An investigation was carried out as to whether copper affected the intracellular accumulation of cisplatin (cis-diamminedichloroplatinum(II); CDDP) and whether changes in the expression of ATP7A and CTR1 were related to acquired resistance using CDDP-sensitive (KB) and -resistant (KBR/0.8, KBR/1.2) cells. Intracellular platinum accumulation and platinum-DNA adducts were significantly lower in the CDDP-resistant sublines compared with KB cells. Treatment with 750 μM CuSO₄ increased the amount of intracellular platinum 1.8-, 3.2-, and 3.9-fold in KB, KBR/0.8, and KBR/1.2 cells respectively, and increased the platinum-DNA adducts by 1.9-fold in KB cells and by 3.2-fold in KBR/1.2 cells.
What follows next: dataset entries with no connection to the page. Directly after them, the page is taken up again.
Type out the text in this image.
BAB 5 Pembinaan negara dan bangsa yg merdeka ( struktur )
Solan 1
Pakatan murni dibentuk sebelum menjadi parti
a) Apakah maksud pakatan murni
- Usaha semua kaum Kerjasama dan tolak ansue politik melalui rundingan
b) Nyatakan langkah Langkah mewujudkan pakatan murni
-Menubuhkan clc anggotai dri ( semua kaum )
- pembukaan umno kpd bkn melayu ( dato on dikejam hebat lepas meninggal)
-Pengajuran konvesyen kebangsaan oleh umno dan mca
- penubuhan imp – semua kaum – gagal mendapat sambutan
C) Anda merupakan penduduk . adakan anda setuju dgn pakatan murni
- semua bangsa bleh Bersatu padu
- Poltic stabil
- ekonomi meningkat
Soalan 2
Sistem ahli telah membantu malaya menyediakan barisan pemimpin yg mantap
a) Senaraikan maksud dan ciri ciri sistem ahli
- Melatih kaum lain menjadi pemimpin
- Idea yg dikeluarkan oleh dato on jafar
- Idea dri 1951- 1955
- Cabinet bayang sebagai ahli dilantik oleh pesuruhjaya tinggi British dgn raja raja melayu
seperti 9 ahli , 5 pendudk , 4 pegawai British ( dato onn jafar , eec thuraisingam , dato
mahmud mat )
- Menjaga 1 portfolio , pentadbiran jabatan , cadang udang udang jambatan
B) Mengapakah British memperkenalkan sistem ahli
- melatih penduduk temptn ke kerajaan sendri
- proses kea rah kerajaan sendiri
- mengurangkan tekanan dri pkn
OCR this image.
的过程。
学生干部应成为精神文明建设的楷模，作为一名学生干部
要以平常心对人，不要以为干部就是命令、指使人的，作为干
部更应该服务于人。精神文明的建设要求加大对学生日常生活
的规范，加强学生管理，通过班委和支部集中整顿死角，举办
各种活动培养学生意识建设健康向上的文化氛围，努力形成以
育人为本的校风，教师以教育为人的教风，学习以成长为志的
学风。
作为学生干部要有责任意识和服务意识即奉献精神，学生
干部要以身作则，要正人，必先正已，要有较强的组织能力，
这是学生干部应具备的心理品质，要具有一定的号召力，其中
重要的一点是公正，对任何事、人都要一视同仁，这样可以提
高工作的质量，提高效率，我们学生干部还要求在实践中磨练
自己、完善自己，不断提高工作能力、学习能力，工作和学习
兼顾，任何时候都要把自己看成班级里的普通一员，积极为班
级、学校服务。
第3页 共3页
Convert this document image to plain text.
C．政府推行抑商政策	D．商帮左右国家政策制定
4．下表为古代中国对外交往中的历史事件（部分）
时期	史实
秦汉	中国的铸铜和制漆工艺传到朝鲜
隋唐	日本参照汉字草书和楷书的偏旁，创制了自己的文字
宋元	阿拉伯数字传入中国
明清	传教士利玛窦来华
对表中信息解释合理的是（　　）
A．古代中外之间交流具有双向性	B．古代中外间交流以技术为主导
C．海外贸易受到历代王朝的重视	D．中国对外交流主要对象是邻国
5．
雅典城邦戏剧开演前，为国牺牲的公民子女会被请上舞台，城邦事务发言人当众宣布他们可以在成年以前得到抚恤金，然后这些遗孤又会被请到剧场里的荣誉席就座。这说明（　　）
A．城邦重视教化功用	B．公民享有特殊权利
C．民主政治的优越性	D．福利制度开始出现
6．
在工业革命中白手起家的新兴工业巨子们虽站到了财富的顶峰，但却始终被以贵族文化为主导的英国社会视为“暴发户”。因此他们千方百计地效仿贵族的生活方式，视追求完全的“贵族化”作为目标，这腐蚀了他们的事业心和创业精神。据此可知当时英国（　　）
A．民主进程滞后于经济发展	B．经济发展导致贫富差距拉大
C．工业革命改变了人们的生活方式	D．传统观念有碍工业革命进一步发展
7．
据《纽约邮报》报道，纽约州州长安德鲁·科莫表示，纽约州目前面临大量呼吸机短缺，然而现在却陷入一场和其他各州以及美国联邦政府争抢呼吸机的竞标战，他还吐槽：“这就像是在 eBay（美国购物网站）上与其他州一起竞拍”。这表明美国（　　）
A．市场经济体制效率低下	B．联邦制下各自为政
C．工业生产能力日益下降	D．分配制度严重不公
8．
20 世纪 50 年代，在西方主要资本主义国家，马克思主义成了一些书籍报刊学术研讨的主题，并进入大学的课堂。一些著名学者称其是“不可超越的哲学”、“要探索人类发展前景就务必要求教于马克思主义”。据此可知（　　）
The level of ATP7A was greatly reduced and CTR1 expression slightly decreased in KBR/1.2 cells compared with KB cells. ATP7A expression was markedly increased by exposure to CDDP with or without copper in KB cells but not in KBR/1.2 cells. CDDP and copper did not increase the level of CTR1 in KB or KBR/1.2 cells. These results indicate that a high concentration of copper causes a significant increase in the cellular accumulation of CDDP and binding of platinum to DNA independently of CTR1 expression in KB cells and CDDP-resistant sublines thereof, and that the acquisition of CDDP resistance is associated with a greatly reduced level of ATP7A and a marginally lower expression of CTR1.